I have tended to start with Mapsearch.ch for transport stops and for a first look for accommodations and restaurants. I have used it for many years, and old-habits die hard. It is not exhaustive on accommodations/restaurants, but it does a pretty good job. I am sure that Google maps can do the job, and probably has tools and extras that might make it the map of choice at some point. For example, Rockoyster has pointed out that Google Maps now shows track/platform numbers for many train stations, to supplement the SBB Trafimage maps that still seem to be needed for a few large stations.
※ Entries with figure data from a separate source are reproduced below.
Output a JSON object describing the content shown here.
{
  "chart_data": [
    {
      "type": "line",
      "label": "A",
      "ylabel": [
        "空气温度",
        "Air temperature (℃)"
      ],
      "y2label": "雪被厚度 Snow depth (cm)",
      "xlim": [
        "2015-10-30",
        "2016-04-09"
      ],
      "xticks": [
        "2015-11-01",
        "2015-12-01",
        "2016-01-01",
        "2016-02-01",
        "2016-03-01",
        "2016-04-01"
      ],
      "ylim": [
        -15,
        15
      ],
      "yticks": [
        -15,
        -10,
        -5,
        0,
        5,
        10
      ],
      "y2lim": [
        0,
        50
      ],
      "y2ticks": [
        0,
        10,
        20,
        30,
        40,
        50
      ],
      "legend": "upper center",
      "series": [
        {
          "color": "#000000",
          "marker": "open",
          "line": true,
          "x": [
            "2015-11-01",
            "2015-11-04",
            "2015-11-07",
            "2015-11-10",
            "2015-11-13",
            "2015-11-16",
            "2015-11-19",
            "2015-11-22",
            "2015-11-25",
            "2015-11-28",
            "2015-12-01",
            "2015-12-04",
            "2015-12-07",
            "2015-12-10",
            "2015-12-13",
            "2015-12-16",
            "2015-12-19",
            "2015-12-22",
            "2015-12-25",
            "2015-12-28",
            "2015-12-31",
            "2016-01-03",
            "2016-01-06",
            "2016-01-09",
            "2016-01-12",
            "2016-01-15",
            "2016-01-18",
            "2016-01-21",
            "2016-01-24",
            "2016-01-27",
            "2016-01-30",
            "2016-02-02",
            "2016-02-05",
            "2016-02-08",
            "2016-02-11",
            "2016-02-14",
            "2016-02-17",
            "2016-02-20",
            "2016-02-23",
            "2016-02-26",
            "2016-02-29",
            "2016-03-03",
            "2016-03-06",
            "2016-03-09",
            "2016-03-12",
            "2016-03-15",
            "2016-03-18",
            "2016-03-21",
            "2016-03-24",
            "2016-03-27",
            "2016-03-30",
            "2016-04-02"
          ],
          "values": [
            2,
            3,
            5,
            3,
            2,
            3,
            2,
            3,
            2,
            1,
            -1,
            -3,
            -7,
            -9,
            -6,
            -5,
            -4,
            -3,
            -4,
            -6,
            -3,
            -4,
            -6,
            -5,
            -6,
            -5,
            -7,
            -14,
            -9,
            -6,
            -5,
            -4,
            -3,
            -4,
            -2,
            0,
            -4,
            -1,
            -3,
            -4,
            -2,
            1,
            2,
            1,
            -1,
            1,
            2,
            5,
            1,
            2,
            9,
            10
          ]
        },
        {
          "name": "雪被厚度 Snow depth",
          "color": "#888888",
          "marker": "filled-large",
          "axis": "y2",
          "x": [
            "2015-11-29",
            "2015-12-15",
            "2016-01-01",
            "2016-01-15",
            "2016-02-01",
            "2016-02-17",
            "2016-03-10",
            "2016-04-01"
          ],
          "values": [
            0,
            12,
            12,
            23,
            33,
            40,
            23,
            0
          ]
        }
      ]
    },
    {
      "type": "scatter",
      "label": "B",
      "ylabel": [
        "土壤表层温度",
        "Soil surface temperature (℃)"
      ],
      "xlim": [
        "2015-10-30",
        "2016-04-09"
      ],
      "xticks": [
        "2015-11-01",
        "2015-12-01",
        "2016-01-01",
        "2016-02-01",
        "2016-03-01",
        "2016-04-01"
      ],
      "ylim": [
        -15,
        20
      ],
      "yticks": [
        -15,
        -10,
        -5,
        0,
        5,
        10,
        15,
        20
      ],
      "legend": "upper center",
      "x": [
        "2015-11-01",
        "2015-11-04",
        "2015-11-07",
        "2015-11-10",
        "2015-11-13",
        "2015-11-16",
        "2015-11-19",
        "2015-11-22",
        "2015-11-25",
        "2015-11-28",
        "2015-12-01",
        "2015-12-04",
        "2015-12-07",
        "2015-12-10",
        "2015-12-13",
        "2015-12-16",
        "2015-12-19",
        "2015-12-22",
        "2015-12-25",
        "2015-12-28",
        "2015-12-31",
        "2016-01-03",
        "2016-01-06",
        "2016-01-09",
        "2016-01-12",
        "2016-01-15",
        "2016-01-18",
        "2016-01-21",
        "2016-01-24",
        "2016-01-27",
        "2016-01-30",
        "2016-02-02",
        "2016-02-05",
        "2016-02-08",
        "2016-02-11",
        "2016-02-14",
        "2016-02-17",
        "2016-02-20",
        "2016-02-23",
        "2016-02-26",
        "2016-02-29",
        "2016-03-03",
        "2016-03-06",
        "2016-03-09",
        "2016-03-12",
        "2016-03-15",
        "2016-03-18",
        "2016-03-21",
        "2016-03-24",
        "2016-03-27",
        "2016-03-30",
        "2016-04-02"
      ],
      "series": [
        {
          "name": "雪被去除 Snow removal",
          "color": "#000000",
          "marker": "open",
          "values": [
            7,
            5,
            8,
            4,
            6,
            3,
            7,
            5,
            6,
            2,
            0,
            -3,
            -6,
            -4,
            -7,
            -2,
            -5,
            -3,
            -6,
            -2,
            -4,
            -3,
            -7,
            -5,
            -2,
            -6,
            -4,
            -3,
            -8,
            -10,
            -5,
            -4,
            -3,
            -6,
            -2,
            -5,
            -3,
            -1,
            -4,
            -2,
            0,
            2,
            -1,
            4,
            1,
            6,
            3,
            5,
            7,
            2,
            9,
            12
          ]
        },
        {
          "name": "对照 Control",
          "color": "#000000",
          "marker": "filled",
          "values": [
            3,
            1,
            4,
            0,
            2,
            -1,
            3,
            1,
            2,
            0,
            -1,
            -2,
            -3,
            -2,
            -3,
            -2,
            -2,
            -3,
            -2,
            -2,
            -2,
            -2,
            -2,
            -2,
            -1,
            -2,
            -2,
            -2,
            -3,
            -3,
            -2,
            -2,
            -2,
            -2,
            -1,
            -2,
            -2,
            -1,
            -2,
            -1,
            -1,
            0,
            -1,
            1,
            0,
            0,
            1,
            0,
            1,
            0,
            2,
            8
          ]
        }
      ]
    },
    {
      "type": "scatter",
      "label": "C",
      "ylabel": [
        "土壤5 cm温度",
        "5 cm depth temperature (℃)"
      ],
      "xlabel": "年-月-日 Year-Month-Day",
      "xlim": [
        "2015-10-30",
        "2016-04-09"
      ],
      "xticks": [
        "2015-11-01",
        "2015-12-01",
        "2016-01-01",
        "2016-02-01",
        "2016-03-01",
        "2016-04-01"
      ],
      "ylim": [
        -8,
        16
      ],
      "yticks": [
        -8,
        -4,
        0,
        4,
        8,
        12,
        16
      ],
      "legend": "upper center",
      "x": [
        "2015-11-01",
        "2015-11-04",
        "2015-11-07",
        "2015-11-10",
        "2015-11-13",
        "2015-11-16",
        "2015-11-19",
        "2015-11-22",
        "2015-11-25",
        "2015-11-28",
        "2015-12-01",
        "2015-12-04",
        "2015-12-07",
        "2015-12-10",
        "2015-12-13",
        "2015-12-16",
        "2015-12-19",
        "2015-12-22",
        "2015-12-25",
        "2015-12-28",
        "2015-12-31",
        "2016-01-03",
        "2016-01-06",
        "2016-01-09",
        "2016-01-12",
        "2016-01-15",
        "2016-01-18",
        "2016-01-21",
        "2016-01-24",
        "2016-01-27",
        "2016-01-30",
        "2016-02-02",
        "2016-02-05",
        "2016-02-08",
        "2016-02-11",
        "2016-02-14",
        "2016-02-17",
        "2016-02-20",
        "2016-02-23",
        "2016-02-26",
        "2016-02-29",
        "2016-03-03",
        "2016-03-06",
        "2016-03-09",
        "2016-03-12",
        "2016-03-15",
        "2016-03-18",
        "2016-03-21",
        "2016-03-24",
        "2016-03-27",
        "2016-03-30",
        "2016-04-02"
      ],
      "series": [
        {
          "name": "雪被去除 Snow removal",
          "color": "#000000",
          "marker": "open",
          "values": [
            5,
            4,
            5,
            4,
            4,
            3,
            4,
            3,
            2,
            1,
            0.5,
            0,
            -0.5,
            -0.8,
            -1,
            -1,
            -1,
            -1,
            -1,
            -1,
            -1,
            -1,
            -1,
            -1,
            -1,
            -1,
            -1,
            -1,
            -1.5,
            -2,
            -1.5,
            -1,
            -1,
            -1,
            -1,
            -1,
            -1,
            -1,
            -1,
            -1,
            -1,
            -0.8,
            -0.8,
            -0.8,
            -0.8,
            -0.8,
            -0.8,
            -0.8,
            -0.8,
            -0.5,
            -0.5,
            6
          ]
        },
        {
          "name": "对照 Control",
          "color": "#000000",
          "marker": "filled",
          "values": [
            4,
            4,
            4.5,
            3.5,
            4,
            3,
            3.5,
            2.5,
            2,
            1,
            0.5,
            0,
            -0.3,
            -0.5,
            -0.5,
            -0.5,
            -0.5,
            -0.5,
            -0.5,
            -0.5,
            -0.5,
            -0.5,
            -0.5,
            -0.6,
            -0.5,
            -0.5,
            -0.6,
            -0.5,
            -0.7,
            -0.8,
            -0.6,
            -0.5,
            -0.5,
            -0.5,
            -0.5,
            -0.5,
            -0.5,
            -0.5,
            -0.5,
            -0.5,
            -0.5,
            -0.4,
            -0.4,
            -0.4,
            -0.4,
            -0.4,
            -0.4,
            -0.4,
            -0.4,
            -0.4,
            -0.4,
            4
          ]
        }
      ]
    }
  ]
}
The things that I like about Mapsearch.ch are:
1. -If you zoom in to zoom level 32, the train tracks really pop up visually.
2.- In the menus, under Points of Interest, then Traffic, you can turn on (or off) layers which show station stops. Mouse over them and the proper name appears. Then, you can use that name to search in the SBB ( or, in this case, in the Romandie, the French version of the initials - CFF) timetable. Works for bus stops. That is how I found the name of Station Usine de Gaz . If you click on the station icon, a near term brief timetable appears.
3.- Oddly enough, under Gastronomy, you can find also hotels and inns. You can get names.
That is helpful for finding accommodations near stations. And, with a name, you can search for the hotels' websites and reviews. Google maps makes that a bit easier, perhaps, but I like the quick visual display in Mapsearch.CH, which can be turned on and off.
The problem with Mapsearch.CH is - no altitudes! Once you have traveled around Switzerland a bit, you'll note that walking is an acceptable form of public transportation, and that hills don't matter much to a Swiss walker. They do to my sore knees and the altitudes can really affect the weather. So I need altitudes.
The Switzerland Mobility (Schweiz Mobil) website can do that:
map.schweizmobil.ch/?lang=en&land=wanderlan d&route=all&bgLayer=pk &layers=Wanderland&sea son=summer&resolution= 2&E=2507675&N=1137492
My personal preference is the Swisstopo map ("geo.admin.ch map") from the Federal Land Office:
map.geo.admin.ch/?topic=ech&lang=en&bgLa yer=ch.swisstopo.pixel karte-farbe&layers=ch.bav.ha ltestellen-oev,ch.swisstopo.swiss tlm3d-wanderwege&layers_visi bility=true,false&E=25 07204.17&N=1137665.04& zoom=9
Perhaps a bit of overkill, but that map allows you to turn on many things. Hiking trails and transport stops are the ones that I use most often. The hiking trails are even color-coded for difficulty.
Either of those two show that he altitude near the train station is 403 meters, and the lake level is 373 meters above sea level.
So, if you wish to walk it, you can get a sense of the hill you have to climb.
Personally, without luggage, I'd walk it as 1960 man suggests. On the way back, if I were not in a hurry,I'd detour through the old town.